As mentioned earlier the activation of a B cell involves the binding of a particular antigenic determinant to the antibody protein on the surface of a B cell, for a B cell to develop into an antibody secreting plasma cells a T-helper cell (TH) must also bind to the same antigen on an antigen presenting cell.
T cells possesses specific surface receptors called glycoproteins. Like the immunoglobins T cell receptors include both variable and constant regions. The variable regions provide the specificity for reaction with a single antigenic determinant. When the T cells are activated by contact with a specific antigen determinant they proliferate and give rise to two types of effector cells.
Tc cells (cytotoxic T cells) - which recognise virus infected cells and kill them by causing them to lyse.
Th cells (Helper T cells) - which assist both the cellular and humoral immune systems.

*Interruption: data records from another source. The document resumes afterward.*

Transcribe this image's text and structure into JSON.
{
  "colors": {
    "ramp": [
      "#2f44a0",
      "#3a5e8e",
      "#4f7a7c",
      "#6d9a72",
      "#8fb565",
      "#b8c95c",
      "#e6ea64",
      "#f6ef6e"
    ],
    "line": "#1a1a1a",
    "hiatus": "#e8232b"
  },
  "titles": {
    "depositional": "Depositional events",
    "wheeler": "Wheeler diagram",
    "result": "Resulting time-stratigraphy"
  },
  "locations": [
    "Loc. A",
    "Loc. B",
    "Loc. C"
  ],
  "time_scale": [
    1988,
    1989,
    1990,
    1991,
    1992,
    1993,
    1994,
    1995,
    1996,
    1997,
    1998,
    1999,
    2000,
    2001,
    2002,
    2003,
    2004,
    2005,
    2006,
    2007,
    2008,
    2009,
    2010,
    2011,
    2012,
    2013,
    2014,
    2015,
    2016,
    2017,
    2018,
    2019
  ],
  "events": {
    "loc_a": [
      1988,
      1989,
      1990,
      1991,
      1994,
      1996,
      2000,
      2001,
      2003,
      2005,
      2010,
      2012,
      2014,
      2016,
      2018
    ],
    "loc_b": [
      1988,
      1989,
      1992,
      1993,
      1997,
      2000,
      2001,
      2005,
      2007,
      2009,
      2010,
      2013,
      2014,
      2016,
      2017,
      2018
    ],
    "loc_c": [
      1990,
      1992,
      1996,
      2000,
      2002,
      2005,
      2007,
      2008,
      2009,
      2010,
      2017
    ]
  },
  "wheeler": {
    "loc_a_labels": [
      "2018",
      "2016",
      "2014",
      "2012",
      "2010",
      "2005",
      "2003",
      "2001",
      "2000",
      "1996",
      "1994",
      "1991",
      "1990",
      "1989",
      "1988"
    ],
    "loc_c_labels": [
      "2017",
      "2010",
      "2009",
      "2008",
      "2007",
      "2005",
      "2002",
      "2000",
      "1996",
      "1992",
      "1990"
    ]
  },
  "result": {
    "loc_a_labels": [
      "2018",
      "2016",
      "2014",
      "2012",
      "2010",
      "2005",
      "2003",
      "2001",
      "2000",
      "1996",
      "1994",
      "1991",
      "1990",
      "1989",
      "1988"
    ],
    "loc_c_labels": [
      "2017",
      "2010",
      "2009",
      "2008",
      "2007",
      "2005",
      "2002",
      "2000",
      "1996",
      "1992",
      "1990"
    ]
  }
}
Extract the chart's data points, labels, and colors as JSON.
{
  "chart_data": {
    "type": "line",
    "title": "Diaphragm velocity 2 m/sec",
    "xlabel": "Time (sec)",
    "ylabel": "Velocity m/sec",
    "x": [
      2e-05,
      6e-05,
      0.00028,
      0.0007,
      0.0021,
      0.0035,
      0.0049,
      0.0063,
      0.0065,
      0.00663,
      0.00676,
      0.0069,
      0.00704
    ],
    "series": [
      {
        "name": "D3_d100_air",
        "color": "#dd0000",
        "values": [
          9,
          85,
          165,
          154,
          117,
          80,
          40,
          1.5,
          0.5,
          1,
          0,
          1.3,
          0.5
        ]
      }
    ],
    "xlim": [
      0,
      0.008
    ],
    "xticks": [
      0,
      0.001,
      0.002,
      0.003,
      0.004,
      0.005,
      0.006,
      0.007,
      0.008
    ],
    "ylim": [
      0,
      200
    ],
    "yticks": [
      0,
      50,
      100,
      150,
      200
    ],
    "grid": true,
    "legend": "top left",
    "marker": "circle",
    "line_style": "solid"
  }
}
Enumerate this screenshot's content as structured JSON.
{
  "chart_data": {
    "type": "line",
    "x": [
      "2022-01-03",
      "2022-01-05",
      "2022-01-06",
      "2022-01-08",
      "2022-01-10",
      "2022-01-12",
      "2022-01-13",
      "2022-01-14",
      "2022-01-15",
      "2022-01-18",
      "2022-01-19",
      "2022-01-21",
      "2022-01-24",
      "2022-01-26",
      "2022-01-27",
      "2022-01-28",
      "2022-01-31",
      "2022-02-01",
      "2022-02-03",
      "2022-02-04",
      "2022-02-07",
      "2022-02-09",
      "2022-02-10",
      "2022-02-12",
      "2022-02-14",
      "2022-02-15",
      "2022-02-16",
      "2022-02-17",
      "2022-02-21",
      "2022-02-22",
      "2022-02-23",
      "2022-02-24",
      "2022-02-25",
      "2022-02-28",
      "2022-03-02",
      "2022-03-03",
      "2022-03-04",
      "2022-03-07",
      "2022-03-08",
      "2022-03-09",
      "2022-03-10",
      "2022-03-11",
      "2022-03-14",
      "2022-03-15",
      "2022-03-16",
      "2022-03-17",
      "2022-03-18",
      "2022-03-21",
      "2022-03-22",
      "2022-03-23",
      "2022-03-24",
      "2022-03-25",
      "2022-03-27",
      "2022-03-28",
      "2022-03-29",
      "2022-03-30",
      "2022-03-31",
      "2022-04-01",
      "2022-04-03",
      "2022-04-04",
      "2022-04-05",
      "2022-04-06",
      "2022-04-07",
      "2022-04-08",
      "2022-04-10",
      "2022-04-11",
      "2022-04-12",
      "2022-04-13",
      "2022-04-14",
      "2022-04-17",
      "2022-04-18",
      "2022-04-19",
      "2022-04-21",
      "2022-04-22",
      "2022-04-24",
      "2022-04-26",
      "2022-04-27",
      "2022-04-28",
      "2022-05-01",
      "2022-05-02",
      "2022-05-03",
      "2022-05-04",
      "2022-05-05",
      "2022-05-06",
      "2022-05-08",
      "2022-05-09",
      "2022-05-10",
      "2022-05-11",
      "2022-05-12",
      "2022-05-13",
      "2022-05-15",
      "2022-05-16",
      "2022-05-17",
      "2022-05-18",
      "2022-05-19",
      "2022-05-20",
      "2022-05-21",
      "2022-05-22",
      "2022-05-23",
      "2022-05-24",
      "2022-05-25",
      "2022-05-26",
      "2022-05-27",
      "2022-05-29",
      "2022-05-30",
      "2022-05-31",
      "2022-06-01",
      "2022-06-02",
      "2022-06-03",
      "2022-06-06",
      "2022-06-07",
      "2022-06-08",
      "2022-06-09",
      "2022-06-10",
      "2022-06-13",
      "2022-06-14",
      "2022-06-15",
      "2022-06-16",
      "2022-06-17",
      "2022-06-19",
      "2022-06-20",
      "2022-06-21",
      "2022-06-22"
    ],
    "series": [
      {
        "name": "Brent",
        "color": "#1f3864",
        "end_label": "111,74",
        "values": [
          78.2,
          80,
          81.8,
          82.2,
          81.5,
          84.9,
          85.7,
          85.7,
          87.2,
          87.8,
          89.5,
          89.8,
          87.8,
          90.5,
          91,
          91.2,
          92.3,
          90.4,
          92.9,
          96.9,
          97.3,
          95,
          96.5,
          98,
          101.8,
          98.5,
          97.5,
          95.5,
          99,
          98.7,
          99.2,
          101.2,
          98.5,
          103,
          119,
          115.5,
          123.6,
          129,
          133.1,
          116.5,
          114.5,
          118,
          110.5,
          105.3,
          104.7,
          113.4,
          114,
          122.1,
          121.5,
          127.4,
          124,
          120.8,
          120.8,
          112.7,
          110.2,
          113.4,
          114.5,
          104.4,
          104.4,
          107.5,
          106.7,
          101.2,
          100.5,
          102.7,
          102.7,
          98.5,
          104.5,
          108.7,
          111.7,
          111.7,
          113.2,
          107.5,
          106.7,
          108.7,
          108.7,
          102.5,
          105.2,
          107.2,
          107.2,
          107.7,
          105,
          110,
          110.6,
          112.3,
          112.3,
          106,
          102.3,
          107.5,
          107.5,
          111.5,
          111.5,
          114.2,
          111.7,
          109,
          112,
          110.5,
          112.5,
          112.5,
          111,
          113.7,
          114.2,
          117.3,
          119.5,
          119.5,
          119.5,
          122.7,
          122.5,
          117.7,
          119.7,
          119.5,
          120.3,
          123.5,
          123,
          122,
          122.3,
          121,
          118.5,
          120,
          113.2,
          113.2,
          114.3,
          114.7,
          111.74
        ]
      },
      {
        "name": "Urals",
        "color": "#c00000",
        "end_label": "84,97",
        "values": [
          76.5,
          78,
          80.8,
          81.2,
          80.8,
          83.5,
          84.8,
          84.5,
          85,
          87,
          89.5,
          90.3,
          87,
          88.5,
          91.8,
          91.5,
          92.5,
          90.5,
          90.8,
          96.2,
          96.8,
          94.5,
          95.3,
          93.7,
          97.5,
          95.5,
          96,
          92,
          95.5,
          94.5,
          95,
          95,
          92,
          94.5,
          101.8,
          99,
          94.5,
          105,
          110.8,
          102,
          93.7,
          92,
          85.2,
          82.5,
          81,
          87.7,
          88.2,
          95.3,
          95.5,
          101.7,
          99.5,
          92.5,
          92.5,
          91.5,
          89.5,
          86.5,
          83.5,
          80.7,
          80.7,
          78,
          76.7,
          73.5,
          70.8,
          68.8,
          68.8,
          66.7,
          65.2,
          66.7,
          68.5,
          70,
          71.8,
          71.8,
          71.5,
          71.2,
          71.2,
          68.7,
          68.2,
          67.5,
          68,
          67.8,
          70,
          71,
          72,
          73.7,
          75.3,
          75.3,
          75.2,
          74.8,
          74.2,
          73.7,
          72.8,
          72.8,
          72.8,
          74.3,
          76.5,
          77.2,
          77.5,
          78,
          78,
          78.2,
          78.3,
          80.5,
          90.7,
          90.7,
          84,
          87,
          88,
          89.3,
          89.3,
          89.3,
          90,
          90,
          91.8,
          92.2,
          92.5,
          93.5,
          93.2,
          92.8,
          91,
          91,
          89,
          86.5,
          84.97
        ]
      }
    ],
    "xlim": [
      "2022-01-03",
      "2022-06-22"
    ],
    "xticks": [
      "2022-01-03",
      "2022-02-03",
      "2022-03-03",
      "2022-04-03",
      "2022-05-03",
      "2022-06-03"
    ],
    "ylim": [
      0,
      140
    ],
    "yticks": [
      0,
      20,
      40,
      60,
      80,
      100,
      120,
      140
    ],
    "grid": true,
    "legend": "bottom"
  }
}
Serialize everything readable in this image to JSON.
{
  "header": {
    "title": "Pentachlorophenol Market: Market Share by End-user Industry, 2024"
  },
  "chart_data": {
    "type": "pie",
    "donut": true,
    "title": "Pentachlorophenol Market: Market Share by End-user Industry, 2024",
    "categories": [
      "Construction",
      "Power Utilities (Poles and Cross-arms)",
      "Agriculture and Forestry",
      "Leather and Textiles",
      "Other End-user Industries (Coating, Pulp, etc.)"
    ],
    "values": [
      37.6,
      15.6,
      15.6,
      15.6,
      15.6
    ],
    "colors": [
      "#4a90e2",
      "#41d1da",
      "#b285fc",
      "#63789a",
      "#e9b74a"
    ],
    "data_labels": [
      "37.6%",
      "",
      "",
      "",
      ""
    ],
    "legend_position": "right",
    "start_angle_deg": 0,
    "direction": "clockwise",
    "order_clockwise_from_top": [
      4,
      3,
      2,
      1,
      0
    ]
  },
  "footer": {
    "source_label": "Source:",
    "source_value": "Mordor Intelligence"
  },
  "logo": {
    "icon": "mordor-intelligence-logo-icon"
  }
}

c) When the body first encounters a particular antigen, a primary response is activated, and lymphocytes produce clones of effector and memory cells. The effctor cells destroy the invaders at hand and then die. After the first immune response to a particular antigen, subsequent encounters with the same antigen will result in a greater and more rapid production of antigen specific antibodies or T cells, this is called a secondary response. The benefits of this are that the immune system remembers the antigen so it can be immune to diseases. Opsonisation is the process of coating microorganisms with plasma proteins to increase there adherence to phagocytic cells in preparation for phagocytosis. The two main osponins are IgG antibody and the third component of complement (c3) which bind to the surfaces of microorganisms. The complement kills organisms by opsonisation followed by phagocytosis and intracellular killing. Agglutination is the clumping together of red blood cells or bacteria in response to a particular antibody and it occurs when antigens and the antibodies that are specific for them to come into contact with one another, so precipitation only occurs under correct conditions of antigens and antibodies. Autoimmunity relates to an immune response by the body aganst one of its own tissues, cells or molecules this can result indisease, for example multiple sclerosis causes damage to the nervous system. It involves both Tcell and B cell mediated attack on two major proteins in myelin the membrane that coats the nervous tissue. Causes of autoimmunity diseases are not known. Hypersensitivity is another type of condition that can arise when the immune system over reacts to a dose of antigen, although the antigen may present no danger to the host, the inappropriate immune response may produce inflammation and other symptoms that can cause illness or death. A consequence of organ or tissue transplantation caused by the transplant recipient's (host's) immune response to the transplanted organ/tissue which can damage or destroy it.The immune system distinguishes "self" from "foreign" by reacting to proteins on the surfaces of cells. It reacts against substances it recognizes as foreign (antigens). The presence of foreign blood or tissue in the body triggers an immune response that can result in blood transfusion reactions and transplant rejection when antibodies are formed against foreign antigens on the transplanted or transfused material.